UM HOMEM ENVOLTO NO MUNDO
Sou um homem que desistiu de muita coisa na vida. Talvez desista de outras. Pela paz de espírito? Oficialmente é uma resposta boa. A verdade é que me cansa muito não desistir. Como cantou Belchior, não estou interessado em nenhuma teoria.
Utopia para mim seria uma cabana no meio da floresta, longe demais das catedrais, do tráfego de pessoas e automóveis. Algum lugar que esteja longe demais do interesse humano. Dos protocolos e manuais. De receber e gastar salário. De ser contribuinte e um nome na receita federal.
Os folguedos da política, as peripécias sociais, a etiqueta, a formulação sobre o cosmo.

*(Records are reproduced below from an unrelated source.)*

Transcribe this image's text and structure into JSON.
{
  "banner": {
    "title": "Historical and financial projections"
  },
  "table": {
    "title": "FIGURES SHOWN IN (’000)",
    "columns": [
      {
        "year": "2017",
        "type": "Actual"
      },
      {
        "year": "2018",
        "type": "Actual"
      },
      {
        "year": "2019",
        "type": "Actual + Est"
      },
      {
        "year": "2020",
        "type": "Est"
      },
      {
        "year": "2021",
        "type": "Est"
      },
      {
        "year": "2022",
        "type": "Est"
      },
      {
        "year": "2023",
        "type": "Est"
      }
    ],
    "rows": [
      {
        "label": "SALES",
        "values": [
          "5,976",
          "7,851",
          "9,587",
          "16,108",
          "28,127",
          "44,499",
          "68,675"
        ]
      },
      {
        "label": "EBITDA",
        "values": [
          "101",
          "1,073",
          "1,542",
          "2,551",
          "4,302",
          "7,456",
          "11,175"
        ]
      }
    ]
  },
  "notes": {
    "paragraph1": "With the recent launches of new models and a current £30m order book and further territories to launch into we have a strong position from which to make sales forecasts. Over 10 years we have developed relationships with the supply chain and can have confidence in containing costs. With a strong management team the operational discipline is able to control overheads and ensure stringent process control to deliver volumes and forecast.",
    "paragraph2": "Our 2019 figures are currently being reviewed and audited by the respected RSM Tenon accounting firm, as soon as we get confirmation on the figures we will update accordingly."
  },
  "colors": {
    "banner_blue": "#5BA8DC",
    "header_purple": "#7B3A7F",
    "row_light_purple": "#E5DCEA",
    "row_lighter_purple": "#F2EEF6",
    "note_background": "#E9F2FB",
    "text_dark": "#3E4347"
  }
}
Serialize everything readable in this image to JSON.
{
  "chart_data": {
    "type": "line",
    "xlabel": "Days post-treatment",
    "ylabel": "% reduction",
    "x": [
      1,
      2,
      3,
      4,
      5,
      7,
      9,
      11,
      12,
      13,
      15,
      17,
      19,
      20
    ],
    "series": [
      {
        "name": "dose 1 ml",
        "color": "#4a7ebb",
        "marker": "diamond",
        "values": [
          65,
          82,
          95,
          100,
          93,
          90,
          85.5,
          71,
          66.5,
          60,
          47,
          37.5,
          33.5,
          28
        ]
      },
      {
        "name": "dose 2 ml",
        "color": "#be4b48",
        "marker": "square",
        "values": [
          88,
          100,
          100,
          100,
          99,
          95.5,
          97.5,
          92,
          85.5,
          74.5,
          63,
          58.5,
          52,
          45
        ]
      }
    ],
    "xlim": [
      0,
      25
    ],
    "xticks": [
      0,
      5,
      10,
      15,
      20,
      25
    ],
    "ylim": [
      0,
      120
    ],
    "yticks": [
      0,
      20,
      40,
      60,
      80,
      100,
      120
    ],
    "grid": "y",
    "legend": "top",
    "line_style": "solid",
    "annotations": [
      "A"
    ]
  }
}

Tudo continua sem exercer encanto sobre o que ainda sou. Assim sigo. Se sou regido por algum mapa astral ou sistema econômico pouco me interessa. Se sou o alienado ou o sábio por se calar, decidam e não precisam me informar da decisão.
Entre um dia de sol e uma noite de tempestade, sou o que dorme ao som dos trovões. Há um tipo estranho de alívio em mim quando estou dormindo. Todos os meus chacras se alinham e o zodíaco parece fornecer álibi à minha apatia.
Sou o que não se alimenta com o néctar das vaidades. Não sei o que me governa. Minhas vontades são poucas. Pouco uso tenho feito das filosofias e metáforas abundantes do mundo. Sou um péssimo ator de mim mesmo. Meu personagem é figurante e não ambiciona muito mais que isso.
Sou um homem que não se convulsiona com as dores do mundo. Não mais. Sou estrangeiro de qualquer pátria. Sou o visitante que se esbarra no convidado. Sou apostata de qualquer fé. Sou o avesso de um missionário.
E assim sigo. Sem máscara, sem palco, sem legado. Sem muito ênfase. Apenas um homem que dobra a esquina e de repente é um vulto na escuridão.